“Our research shows that differences between master trusts in their investment strategy and resultant investment outcomes can be literally hundreds of times more important in determining the size of members’ pension pots.” – Nigel Dunn, LCP
The investment strategies being pursued by differing workplace pension providers (whether the default is measured for a contract or master trust solution) is at last being recognised for what it is – the key determinant for people’s outcomes when saving through auto-enrolment.
In light of these findings, Dunn said those selecting a master trust should pay attention to investment returns and not just fixate on small charge differences.
But of course this means not just understanding how funds have “performed” but understanding why. The concept of “fund performance” is understood by investment professionals but is a mystery to the majority of savers who still see the growth they have in their savings as primarily to do with contributions and then to the rate of interest they have received.
The question “what’s the interest I get on my savings” sits uncomfortably with investment consultants who like to explain return in a complicated way. But of course the “interest” people get on their money is how they explain to each other why one pot has done better than another.
The complication comes because everyone’s return is unique to them, depending on the timing and incidence of their contributions as well as how and when charges have been taken. It also depends on the competence of the investment administrators, the spreads paid on fund switches (especially in lifestyle programs). All of these complicated things are too much for most people to take in , collectively they can be called “performance attribution” but analysing them is why we have trustees, IGCs and GAAs, it is not the job of individuals to work out whether they have had value for their money, it is the job of the people who look after their money.
I have said it many times, but until we have a system that allows individuals to compare the return they have got (technically their internal rate of return) with the return others have got (the average rate of return), all this talk of “performance” is nonsense to the ordinary saver.
But comparing Legal & General’s poorly performing MAF default with Aegon’s supercharged Lifepath default is not something that anyone within the IGCs or master trusts is particularly keen to do.
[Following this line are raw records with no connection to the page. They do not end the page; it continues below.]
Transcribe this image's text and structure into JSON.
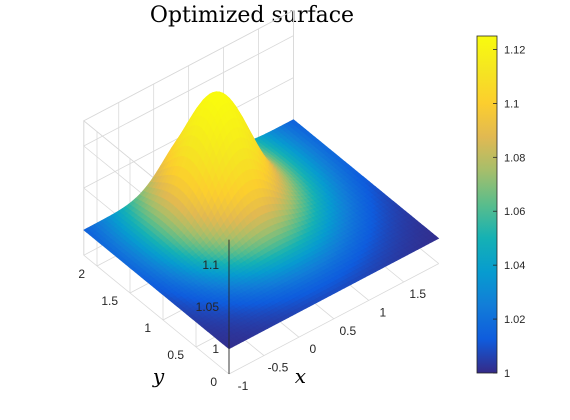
{
  "chart_data": {
    "type": "surface",
    "title": "Optimized surface",
    "xlabel": "x",
    "ylabel": "y",
    "zlabel": "",
    "xlim": [
      -1,
      2
    ],
    "ylim": [
      0,
      2.2
    ],
    "zlim": [
      0.97,
      1.13
    ],
    "x_ticks": [
      "-1",
      "-0.5",
      "0",
      "0.5",
      "1",
      "1.5"
    ],
    "x_tick_values": [
      -1,
      -0.5,
      0,
      0.5,
      1,
      1.5
    ],
    "y_ticks": [
      "0",
      "0.5",
      "1",
      "1.5",
      "2"
    ],
    "y_tick_values": [
      0,
      0.5,
      1,
      1.5,
      2
    ],
    "z_ticks": [
      "1",
      "1.05",
      "1.1"
    ],
    "z_tick_values": [
      1,
      1.05,
      1.1
    ],
    "surface": {
      "base": 1.0,
      "peak": 1.125,
      "peak_x": 0.5,
      "peak_y": 1.75,
      "spread": 0.35
    },
    "colorbar": {
      "min": 1.0,
      "max": 1.125,
      "ticks": [
        "1",
        "1.02",
        "1.04",
        "1.06",
        "1.08",
        "1.1",
        "1.12"
      ],
      "tick_values": [
        1.0,
        1.02,
        1.04,
        1.06,
        1.08,
        1.1,
        1.12
      ],
      "colormap": "parula"
    },
    "grid": true
  }
}
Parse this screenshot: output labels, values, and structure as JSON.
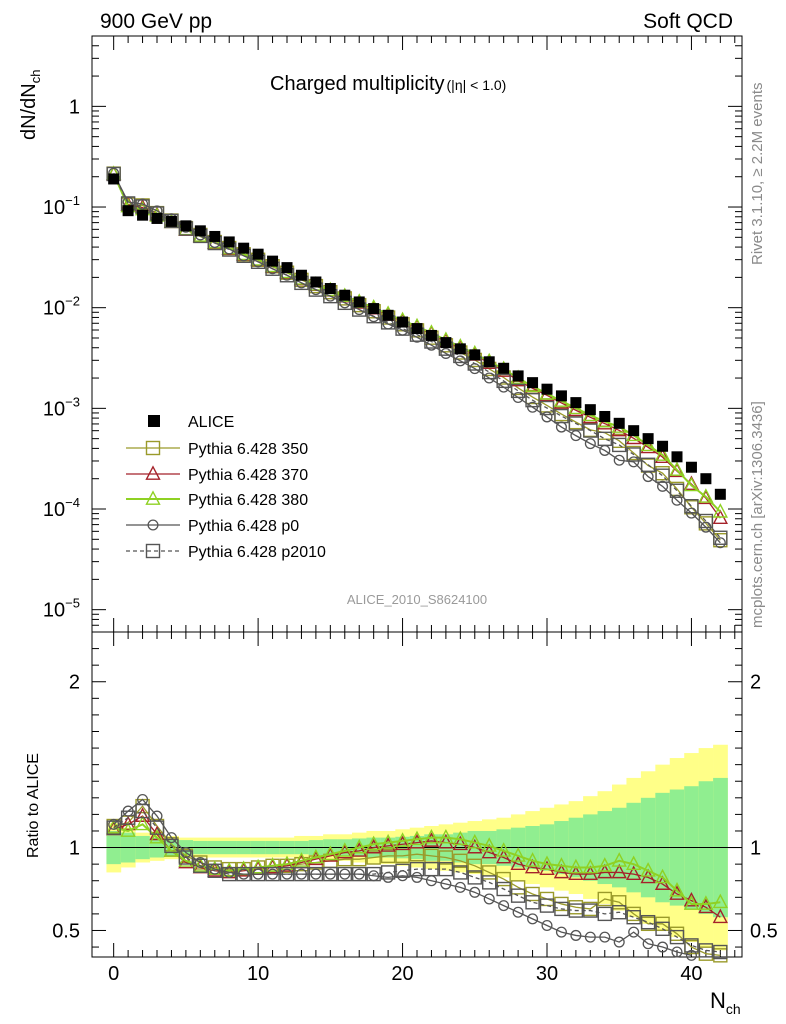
{
  "header": {
    "left": "900 GeV pp",
    "right": "Soft QCD"
  },
  "side": {
    "rivet": "Rivet 3.1.10, ≥ 2.2M events",
    "mcplots": "mcplots.cern.ch [arXiv:1306.3436]"
  },
  "chart_data": [
    {
      "type": "scatter",
      "title": "Charged multiplicity",
      "title_suffix": "(|η| < 1.0)",
      "ylabel": "dN/dN",
      "ylabel_sub": "ch",
      "y_scale": "log",
      "ylim": [
        6e-06,
        5
      ],
      "y_tick_labels": [
        "10",
        "10",
        "10",
        "10",
        "10",
        "1"
      ],
      "y_tick_exponents": [
        "−5",
        "−4",
        "−3",
        "−2",
        "−1",
        ""
      ],
      "analysis_label": "ALICE_2010_S8624100",
      "legend_position": "bottom-left",
      "data_series": "ALICE",
      "series": [
        {
          "name": "ALICE",
          "color": "#000000",
          "marker": "filled-square",
          "values": [
            0.19,
            0.092,
            0.083,
            0.077,
            0.072,
            0.065,
            0.058,
            0.051,
            0.045,
            0.039,
            0.034,
            0.029,
            0.025,
            0.021,
            0.018,
            0.0155,
            0.0133,
            0.0114,
            0.0098,
            0.0084,
            0.0072,
            0.0062,
            0.0053,
            0.0045,
            0.0039,
            0.0034,
            0.0029,
            0.0025,
            0.0021,
            0.0018,
            0.00155,
            0.00133,
            0.00114,
            0.00097,
            0.00083,
            0.00071,
            0.0006,
            0.0005,
            0.00042,
            0.00033,
            0.00026,
            0.0002,
            0.00014
          ]
        },
        {
          "name": "Pythia 6.428 350",
          "color": "#9a9a2a",
          "marker": "open-square"
        },
        {
          "name": "Pythia 6.428 370",
          "color": "#a5222a",
          "marker": "open-triangle"
        },
        {
          "name": "Pythia 6.428 380",
          "color": "#8fd123",
          "marker": "open-triangle"
        },
        {
          "name": "Pythia 6.428 p0",
          "color": "#555555",
          "marker": "open-circle"
        },
        {
          "name": "Pythia 6.428 p2010",
          "color": "#555555",
          "marker": "open-square",
          "dashed": true
        }
      ]
    },
    {
      "type": "line",
      "ylabel": "Ratio to ALICE",
      "xlabel": "N",
      "xlabel_sub": "ch",
      "xlim": [
        -1.5,
        43.5
      ],
      "ylim": [
        0.34,
        2.3
      ],
      "x_ticks": [
        0,
        10,
        20,
        30,
        40
      ],
      "y_ticks_left": [
        0.5,
        1,
        2
      ],
      "y_ticks_right": [
        0.5,
        1,
        2
      ],
      "x": [
        0,
        1,
        2,
        3,
        4,
        5,
        6,
        7,
        8,
        9,
        10,
        11,
        12,
        13,
        14,
        15,
        16,
        17,
        18,
        19,
        20,
        21,
        22,
        23,
        24,
        25,
        26,
        27,
        28,
        29,
        30,
        31,
        32,
        33,
        34,
        35,
        36,
        37,
        38,
        39,
        40,
        41,
        42
      ],
      "band_inner": [
        0.1,
        0.09,
        0.07,
        0.06,
        0.05,
        0.045,
        0.04,
        0.04,
        0.04,
        0.04,
        0.04,
        0.04,
        0.04,
        0.04,
        0.045,
        0.05,
        0.05,
        0.055,
        0.06,
        0.06,
        0.065,
        0.07,
        0.08,
        0.08,
        0.09,
        0.1,
        0.1,
        0.11,
        0.12,
        0.13,
        0.14,
        0.16,
        0.18,
        0.2,
        0.22,
        0.24,
        0.27,
        0.3,
        0.33,
        0.35,
        0.37,
        0.4,
        0.42
      ],
      "band_outer": [
        0.15,
        0.12,
        0.09,
        0.08,
        0.07,
        0.06,
        0.06,
        0.06,
        0.06,
        0.06,
        0.06,
        0.06,
        0.06,
        0.07,
        0.07,
        0.08,
        0.08,
        0.09,
        0.1,
        0.1,
        0.11,
        0.12,
        0.13,
        0.14,
        0.15,
        0.16,
        0.17,
        0.18,
        0.2,
        0.22,
        0.24,
        0.26,
        0.28,
        0.31,
        0.34,
        0.38,
        0.42,
        0.46,
        0.5,
        0.54,
        0.57,
        0.6,
        0.62
      ],
      "band_inner_color": "#90ee90",
      "band_outer_color": "#ffff88",
      "series": [
        {
          "name": "Pythia 6.428 350",
          "color": "#9a9a2a",
          "marker": "open-square",
          "values": [
            1.13,
            1.15,
            1.25,
            1.13,
            1.02,
            0.95,
            0.91,
            0.88,
            0.87,
            0.87,
            0.88,
            0.89,
            0.89,
            0.9,
            0.91,
            0.92,
            0.93,
            0.93,
            0.94,
            0.95,
            0.95,
            0.96,
            0.95,
            0.94,
            0.92,
            0.89,
            0.85,
            0.81,
            0.76,
            0.72,
            0.69,
            0.66,
            0.64,
            0.63,
            0.69,
            0.67,
            0.6,
            0.54,
            0.54,
            0.48,
            0.4,
            0.36,
            0.35
          ]
        },
        {
          "name": "Pythia 6.428 370",
          "color": "#a5222a",
          "marker": "open-triangle",
          "values": [
            1.11,
            1.14,
            1.19,
            1.08,
            0.98,
            0.91,
            0.88,
            0.86,
            0.85,
            0.86,
            0.87,
            0.88,
            0.89,
            0.91,
            0.93,
            0.95,
            0.97,
            0.98,
            1.0,
            1.01,
            1.02,
            1.03,
            1.04,
            1.03,
            1.02,
            1.0,
            0.97,
            0.94,
            0.9,
            0.88,
            0.87,
            0.85,
            0.84,
            0.84,
            0.85,
            0.85,
            0.84,
            0.82,
            0.78,
            0.72,
            0.68,
            0.64,
            0.58
          ]
        },
        {
          "name": "Pythia 6.428 380",
          "color": "#8fd123",
          "marker": "open-triangle",
          "values": [
            1.12,
            1.1,
            1.14,
            1.06,
            0.98,
            0.92,
            0.89,
            0.87,
            0.86,
            0.87,
            0.88,
            0.89,
            0.9,
            0.92,
            0.94,
            0.96,
            0.98,
            1.0,
            1.02,
            1.03,
            1.04,
            1.05,
            1.06,
            1.06,
            1.05,
            1.03,
            1.01,
            0.98,
            0.95,
            0.92,
            0.9,
            0.89,
            0.88,
            0.88,
            0.89,
            0.92,
            0.9,
            0.86,
            0.82,
            0.74,
            0.66,
            0.66,
            0.67
          ]
        },
        {
          "name": "Pythia 6.428 p0",
          "color": "#555555",
          "marker": "open-circle",
          "values": [
            1.14,
            1.22,
            1.29,
            1.19,
            1.06,
            0.97,
            0.91,
            0.87,
            0.85,
            0.84,
            0.84,
            0.84,
            0.84,
            0.84,
            0.84,
            0.84,
            0.84,
            0.84,
            0.83,
            0.82,
            0.83,
            0.82,
            0.8,
            0.78,
            0.76,
            0.73,
            0.69,
            0.65,
            0.61,
            0.57,
            0.53,
            0.49,
            0.47,
            0.46,
            0.46,
            0.43,
            0.49,
            0.42,
            0.4,
            0.37,
            0.35,
            0.33,
            0.33
          ]
        },
        {
          "name": "Pythia 6.428 p2010",
          "color": "#555555",
          "marker": "open-square",
          "dashed": true,
          "values": [
            1.12,
            1.18,
            1.22,
            1.12,
            1.01,
            0.94,
            0.89,
            0.86,
            0.84,
            0.84,
            0.84,
            0.84,
            0.84,
            0.84,
            0.84,
            0.84,
            0.84,
            0.84,
            0.84,
            0.85,
            0.86,
            0.87,
            0.87,
            0.87,
            0.85,
            0.82,
            0.79,
            0.75,
            0.71,
            0.67,
            0.65,
            0.63,
            0.62,
            0.62,
            0.6,
            0.61,
            0.58,
            0.55,
            0.51,
            0.46,
            0.41,
            0.38,
            0.37
          ]
        }
      ]
    }
  ]
}
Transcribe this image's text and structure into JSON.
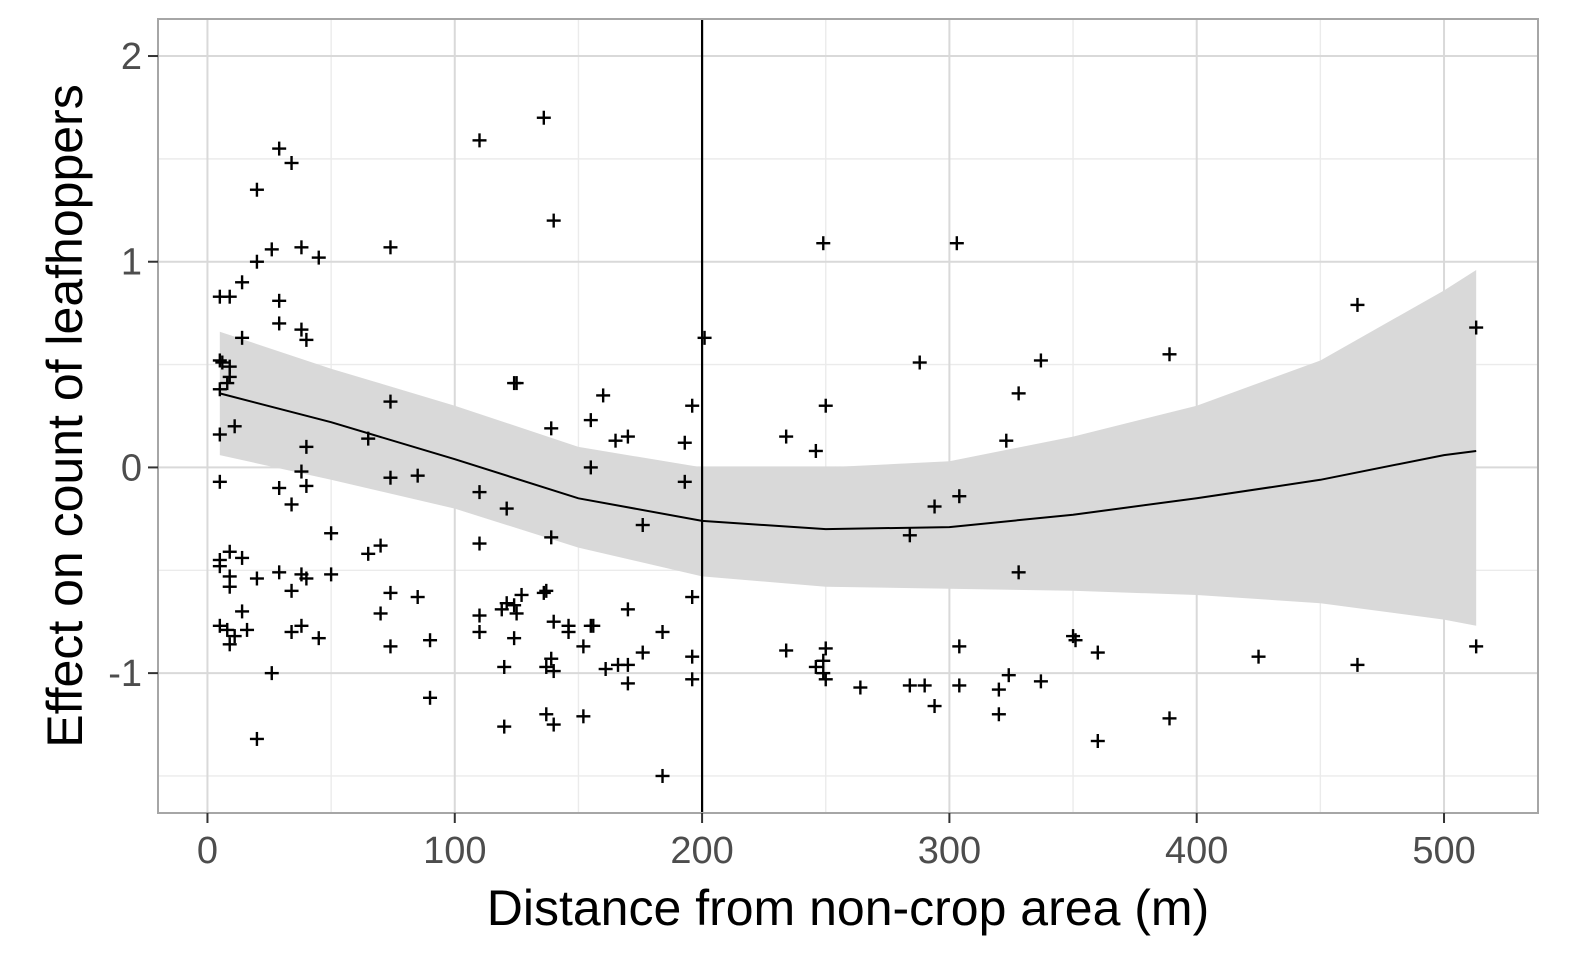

Why?
I suspect the answer is that it is much easier to talk of value for money as a “member experience” than as a “member outcome”, the member experience can be measured in ways that suit each provider and do not hold the provider accountable for poor performance -or indeed hold the IGCs and Trustees to account for something that they feel is beyond their control.
So let’s ask the question – is the return members receive on their money something that providers and fiduciaries should be held responsible. Should it be “their risk” as well as the member or policyholder’s risk?
As Stephanie Hawthorne’s article in Pension Expert says,
There is a wide difference between approaches, with master trusts such as Aon, LifeSight and Aegon that have allocated around 100 per cent to equities in the early years before retirement benefiting the most due to strong performance in the equity markets over the past five years.
So what made L&G and Aviva and Standard Life, who loaded up their defaults with diversified strategies (which haven’t paid off) do it? And why aren’t savers in their defaults being told what has happened to their money and why?
I think the answer is fairly obvious. The reason why insurers run workplace pensions is for fees that can be taken regardless of the outcomes of the funds. It really is a one way bet where the saver pays whether he’s done well or ill.
But that may be changing, The DWP has decided to take back the value for money agenda and put member outcomes first. That could mean that VFM becomes the meaningful item of information that it should be. It will mean that workplace pensions that have underperformed are shown to have delivered poor value for money and it could lead to some having to hand on the baton to better managed workplace pensions.
It could mean employers paying more interest in the pensions they are participating in and it could mean employees (or groups of employees) taking action where they feel their interests are not being considered by employers or providers.
This is what is happening in Australia where it’s a function of increasing balances in people’s Super accounts.
It is still some way away in the UK, but with the help of firms like LCP and AgeWage, picking a workplace pension should in time become less of a lottery and more of a game of skill.